There are plenty of quotes about bravery and fear. They both can be larger than life, or every day little things. While I wouldn’t label myself a particularly brave person, some of the activities and adventures in my life have caused others to label me as such. This makes me think that one man’s fear is another man’s play. Just as one man’s trash is another man’s treasure, so too can we embark on journeys that make others nervous because they seem too brave.
When and how do we act bravely when needed? If a creative brings us an idea that we feel is too bold, do we let the idea exist? Do we give it a chance to live in a state of possibility or do we kill it quickly? How do creatives get the courage to act bravely in bringing clients bold ideas?
Personally, I believe that information and trusted relationships make those things we fear feel like play. When we have the information we need, we’re better prepared to act. And when we act with those whom we trust, we are more likely to take seemingly large risks because we are not acting alone.

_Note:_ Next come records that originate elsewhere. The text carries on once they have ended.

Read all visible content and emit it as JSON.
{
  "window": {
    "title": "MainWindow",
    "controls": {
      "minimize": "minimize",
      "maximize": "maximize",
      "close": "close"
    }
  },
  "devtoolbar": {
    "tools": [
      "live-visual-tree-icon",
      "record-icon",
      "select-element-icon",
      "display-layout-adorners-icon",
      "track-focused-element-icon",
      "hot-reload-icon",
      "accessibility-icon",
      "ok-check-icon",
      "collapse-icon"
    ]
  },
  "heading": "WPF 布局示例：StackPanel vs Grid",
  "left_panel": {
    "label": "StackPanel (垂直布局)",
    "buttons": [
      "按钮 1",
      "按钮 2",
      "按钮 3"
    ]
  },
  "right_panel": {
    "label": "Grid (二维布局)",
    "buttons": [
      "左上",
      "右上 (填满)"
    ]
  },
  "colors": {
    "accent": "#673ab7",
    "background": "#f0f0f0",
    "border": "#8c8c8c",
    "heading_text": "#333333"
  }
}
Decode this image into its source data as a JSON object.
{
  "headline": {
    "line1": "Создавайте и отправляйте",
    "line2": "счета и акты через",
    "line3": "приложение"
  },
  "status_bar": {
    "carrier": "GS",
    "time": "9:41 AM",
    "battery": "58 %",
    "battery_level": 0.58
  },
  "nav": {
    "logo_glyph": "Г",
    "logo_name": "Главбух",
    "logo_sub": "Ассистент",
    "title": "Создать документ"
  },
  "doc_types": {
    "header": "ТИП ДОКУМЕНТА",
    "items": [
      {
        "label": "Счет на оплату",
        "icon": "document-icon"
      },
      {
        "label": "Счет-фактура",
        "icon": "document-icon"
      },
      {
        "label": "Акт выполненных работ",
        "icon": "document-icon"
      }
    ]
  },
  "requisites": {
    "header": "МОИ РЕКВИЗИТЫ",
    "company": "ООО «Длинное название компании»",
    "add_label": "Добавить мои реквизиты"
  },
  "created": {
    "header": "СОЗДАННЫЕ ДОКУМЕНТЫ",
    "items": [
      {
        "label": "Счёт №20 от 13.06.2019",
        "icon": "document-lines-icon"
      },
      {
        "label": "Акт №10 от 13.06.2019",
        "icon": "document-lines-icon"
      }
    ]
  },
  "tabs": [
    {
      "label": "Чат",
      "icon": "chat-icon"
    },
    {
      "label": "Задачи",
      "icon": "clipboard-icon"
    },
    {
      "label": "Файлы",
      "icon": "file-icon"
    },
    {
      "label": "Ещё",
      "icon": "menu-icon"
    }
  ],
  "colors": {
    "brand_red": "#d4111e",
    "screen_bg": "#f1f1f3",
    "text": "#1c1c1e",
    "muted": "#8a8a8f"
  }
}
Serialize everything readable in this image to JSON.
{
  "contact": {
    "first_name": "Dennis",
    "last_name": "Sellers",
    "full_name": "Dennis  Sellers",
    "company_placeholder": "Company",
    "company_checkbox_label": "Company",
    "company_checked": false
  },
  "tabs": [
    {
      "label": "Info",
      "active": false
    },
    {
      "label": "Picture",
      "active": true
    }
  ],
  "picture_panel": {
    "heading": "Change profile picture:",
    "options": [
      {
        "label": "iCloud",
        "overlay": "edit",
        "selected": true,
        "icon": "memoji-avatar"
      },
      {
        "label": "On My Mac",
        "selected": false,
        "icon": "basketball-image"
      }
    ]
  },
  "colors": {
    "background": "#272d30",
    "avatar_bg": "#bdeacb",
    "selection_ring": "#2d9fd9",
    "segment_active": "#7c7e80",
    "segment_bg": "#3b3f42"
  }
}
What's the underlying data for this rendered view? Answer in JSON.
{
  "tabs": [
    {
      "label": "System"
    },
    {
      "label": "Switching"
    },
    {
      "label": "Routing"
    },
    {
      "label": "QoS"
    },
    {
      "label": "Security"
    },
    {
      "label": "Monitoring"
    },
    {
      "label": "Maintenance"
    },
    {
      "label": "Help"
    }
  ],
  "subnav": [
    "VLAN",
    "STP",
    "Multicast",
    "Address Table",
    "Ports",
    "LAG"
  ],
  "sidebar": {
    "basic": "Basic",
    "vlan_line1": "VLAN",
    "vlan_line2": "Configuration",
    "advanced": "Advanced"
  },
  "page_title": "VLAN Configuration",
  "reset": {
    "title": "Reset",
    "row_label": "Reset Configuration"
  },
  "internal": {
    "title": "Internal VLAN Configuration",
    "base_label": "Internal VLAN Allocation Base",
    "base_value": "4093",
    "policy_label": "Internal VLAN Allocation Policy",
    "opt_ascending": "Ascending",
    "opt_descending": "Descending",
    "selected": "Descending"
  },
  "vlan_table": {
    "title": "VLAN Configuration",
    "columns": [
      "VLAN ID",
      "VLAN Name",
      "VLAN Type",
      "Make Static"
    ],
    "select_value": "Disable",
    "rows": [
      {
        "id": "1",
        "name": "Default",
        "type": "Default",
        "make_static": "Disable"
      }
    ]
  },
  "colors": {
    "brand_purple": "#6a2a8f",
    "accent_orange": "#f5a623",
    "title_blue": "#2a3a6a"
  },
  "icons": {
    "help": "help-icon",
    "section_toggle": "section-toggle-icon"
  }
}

Sometimes it’s easy to live in a state of fear. It feels safer than taking bold actions. Then again, some times it’s easy to accept a challenge and act bravely for the adrenaline rush. You feel a sense of freedom from the fear that previously bound you. What brave actions have you taken as a client or creative? When did you instead accept fear? How did you feel about the action your took?
You gain strength, courage, and confidence by every experience in which you really stop to look fear in the face. You must do the thing which you think you cannot do.
– Eleanor Roosevelt
Praise
July 4, 2009
Working with someone you really appreciate? They may have undeniable creative talent, project management skills, the gift of gab, or spunk and personality that you crave when you’re not around them. Celebrate them!
Give that person, agency or client a shout out when you can. A LinkedIn recommendation. Or a tweet that confesses how much you enjoy working with them. Offer to write a testimonial. Let them interview you so they can write a case study. Find a way to give them a pat on the back.
When someone goes above and beyond, find a way to reward them. You just may find that sharing the praise uplifts your own spirits.